New Trial for a Mother Who Drowned 5 Children

By ADAM LIPTAK
Published: January 7, 2005
http://www.nytimes.com/2005/01/07/national/07yates.html?th  (must register to view original article)

Andrea Yates, the Texas woman convicted of drowning her children in a bathtub, was granted a new trial by an appeals court in Houston yesterday. The court ruled that a prosecution expert's false testimony about the television program "Law & Order" required a retrial.

Ms. Yates, who had received diagnoses of postpartum depression and psychosis, confessed to the police in 2001 that she had drowned her five children, ages 6 months to 7 years. A Houston jury convicted her of murder the next year for three of the drownings, rejecting her insanity defense. The case ignited a national debate about mental illness, postpartum depression and the legal definition of insanity.

Yesterday's ruling was narrow and novel. It turned on testimony by Dr. Park Dietz, a psychiatrist who was the prosecution's sole mental health expert. Dr. Dietz testified that Ms. Yates was psychotic at the time of the murders but knew right from wrong. The latter conclusion meant that she was not insane under Texas' unusually narrow definition of legal insanity.

On cross-examination, Dr. Dietz was asked about his work as a consultant on "Law & Order," a program Ms.
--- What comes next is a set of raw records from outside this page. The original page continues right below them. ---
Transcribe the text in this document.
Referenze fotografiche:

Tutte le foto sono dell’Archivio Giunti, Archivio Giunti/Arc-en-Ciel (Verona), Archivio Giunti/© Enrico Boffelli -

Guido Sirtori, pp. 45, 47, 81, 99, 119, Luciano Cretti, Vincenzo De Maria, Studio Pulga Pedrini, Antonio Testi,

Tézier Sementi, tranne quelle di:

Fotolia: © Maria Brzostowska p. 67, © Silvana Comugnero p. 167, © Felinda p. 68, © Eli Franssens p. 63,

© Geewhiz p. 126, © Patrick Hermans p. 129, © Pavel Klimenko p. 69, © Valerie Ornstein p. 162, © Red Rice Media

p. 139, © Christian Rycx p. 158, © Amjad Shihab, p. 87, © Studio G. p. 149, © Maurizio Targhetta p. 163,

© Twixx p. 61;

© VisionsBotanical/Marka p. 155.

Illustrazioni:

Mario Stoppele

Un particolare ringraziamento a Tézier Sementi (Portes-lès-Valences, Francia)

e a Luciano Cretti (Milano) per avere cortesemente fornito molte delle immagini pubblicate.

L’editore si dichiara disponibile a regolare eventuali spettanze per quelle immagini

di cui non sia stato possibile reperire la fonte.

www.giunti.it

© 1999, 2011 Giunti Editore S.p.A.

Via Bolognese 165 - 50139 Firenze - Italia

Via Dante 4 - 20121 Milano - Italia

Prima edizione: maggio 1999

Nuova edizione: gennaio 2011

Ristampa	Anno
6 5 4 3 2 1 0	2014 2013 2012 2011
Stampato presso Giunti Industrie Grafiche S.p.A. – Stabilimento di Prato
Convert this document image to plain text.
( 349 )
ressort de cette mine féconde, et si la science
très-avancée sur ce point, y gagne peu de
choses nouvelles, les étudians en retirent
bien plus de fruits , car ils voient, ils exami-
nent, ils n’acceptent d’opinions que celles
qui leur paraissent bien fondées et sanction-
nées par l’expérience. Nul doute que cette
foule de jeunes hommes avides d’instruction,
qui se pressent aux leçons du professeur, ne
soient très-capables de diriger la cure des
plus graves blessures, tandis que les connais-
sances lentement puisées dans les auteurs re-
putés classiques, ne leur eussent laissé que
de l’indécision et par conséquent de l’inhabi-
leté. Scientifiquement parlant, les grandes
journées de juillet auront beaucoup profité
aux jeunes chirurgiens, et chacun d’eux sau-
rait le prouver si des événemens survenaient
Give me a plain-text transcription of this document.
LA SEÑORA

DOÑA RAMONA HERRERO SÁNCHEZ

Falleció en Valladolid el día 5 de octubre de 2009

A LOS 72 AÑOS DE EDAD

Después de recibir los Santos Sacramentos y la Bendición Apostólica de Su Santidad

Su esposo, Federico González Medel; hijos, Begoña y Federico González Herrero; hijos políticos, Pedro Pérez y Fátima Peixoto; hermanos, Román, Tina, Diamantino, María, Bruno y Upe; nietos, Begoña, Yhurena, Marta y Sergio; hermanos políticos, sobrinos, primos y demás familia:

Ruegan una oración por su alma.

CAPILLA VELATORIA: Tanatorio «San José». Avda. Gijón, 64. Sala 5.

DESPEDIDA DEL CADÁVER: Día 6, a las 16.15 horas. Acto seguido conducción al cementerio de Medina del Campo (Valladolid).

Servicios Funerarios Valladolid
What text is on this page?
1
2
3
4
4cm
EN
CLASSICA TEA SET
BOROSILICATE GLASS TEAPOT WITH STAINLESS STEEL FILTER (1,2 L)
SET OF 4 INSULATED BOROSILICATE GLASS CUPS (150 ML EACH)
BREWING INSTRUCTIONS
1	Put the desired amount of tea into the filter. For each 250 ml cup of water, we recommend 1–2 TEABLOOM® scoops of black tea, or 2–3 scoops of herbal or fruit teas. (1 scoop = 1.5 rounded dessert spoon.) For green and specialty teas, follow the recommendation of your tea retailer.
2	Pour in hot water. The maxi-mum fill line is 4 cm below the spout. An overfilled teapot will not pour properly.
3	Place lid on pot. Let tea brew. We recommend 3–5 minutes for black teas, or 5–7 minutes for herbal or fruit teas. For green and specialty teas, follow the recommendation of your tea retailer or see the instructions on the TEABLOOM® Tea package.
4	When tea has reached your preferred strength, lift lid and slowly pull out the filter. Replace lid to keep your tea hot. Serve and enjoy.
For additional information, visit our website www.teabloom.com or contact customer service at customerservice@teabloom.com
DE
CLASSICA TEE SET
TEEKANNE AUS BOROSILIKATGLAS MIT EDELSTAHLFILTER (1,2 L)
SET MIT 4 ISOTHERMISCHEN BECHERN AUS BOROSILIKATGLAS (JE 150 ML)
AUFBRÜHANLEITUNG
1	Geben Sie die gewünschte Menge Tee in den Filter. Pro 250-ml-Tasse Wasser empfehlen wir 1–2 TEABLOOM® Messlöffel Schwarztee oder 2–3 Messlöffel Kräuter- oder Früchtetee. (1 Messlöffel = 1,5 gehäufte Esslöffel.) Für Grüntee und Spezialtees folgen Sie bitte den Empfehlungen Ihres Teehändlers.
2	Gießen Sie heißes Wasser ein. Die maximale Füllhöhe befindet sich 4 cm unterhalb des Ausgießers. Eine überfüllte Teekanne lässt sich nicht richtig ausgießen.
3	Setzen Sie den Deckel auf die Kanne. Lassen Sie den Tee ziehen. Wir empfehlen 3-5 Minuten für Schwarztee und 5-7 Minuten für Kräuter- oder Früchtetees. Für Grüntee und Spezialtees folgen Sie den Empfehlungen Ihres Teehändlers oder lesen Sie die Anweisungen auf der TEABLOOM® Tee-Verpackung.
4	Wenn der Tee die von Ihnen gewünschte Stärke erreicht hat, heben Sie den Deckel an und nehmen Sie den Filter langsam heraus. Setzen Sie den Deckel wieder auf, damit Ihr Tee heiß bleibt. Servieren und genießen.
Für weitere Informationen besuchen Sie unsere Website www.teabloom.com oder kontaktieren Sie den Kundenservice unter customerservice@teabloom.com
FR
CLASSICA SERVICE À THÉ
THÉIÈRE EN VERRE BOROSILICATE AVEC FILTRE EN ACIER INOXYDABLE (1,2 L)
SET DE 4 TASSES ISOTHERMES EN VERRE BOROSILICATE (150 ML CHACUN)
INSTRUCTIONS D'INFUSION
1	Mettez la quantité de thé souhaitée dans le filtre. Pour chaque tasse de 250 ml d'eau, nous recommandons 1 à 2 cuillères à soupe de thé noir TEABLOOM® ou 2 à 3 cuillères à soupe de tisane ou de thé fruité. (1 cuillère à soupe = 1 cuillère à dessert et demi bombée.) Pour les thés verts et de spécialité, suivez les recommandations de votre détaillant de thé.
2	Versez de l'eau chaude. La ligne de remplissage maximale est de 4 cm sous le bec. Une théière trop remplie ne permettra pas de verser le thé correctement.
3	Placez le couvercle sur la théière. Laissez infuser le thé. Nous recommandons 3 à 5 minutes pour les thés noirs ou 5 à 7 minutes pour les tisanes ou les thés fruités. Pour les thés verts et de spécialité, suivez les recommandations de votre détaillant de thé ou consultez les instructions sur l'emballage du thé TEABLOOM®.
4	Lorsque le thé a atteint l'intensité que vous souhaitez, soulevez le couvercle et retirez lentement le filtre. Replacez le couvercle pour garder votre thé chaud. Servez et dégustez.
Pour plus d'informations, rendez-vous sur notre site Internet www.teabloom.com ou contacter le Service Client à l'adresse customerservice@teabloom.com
Yates, the appeals court said, "was known to watch." He was asked whether any of the episodes he had worked on concerned "postpartum depression or women's mental health."

"As a matter of fact," he answered, "there was a show of a woman with postpartum depression who drowned her children in the bathtub and was found insane, and it was aired shortly before the crime occurred."

That statement was false: There was no such episode. The falsehood was discovered after the jury convicted Ms. Yates.

Dr. Dietz, who did not respond to several messages seeking comment yesterday, said at the time that his testimony had been based on a mistaken recollection.

The trial court denied a defense request for a mistrial, but the jury was told about the false testimony during the sentencing hearing. The jury rejected the death penalty and sentenced Ms. Yates to life in prison.

Yesterday, the Court of Appeals for the First District of Texas ruled that the motion for a mistrial should have been granted.

"The state used Dr. Dietz's false testimony to suggest to the jury that appellant patterned her actions after that 'Law & Order' episode," the decision said. "We conclude that there is a reasonable likelihood that Dr. Dietz's false testimony could have affected the judgment of the jury."

Dr. Dietz did not explain the supposed significance of the "Law & Order" episode at the trial. But prosecutors returned to the subject in a separate cross-examination and in closing arguments, suggesting that she had copied the program in a way that implied lucid planning and premeditation.

Dr. Lucy Puryear, a psychiatric expert for the defense, was questioned about the nonexistent episode. In an interview yesterday, Dr. Puryear said the questions to her conveyed a powerful impression to jurors.

"Had she seen that show and gotten ideas from it," she said, "it would say that she had the ability to think in an abstract way and come up with a plan. That would mean she could tell the difference between right and wrong."

The appeals court said that there was no evidence that prosecutors had knowingly offered or discussed false testimony.

Joseph Owmby, one of the prosecutors, said his office would ask the three-judge panel to reconsider. If that fails, he said, prosecutors will ask the entire appeals court and then the state's highest court for criminal matters, its Court of Criminal Appeals, to reverse the panel's decision.

"It wasn't material," Mr. Owmby said, meaning that Dr. Dietz's testimony about "Law & Order" was not a significant factor in the jury's decisions. "It didn't affect her fair and just trial rights at the trial level."

He said no decision had been made about whether to retry Ms. Yates should the appeals fail.

At a televised news conference yesterday, George Parnham, one of Ms. Yates's lawyers, said she was not seeking an immediate release from prison. Ms. Yates "was surprised and not unpleased" by the decision, Mr. Parnham said. "She understands what's happening."

Deborah W. Denno, a law professor at Fordham University who has studied and written extensively about the Yates case, was critical of other aspects of Dr. Dietz's testimony, too. He testified, for instance, that Ms. Yates's delusions that her thoughts were coming from Satan indicated that she must have known they were wrong.

"He interpreted everything she did as evidence of premeditation and intention," Professor Denno said. "He is a hired gun in the worst sense."

In an interview with The New York Times a month after Ms. Yates was convicted, Dr. Dietz said he had found the case troubling.

"It would have been the easier course of action," he said of his own testimony, "to distort the law a little, ignore the evidence a little and pretend that she didn't know what she did was wrong."


Edward Wyatt contributed reporting for this article.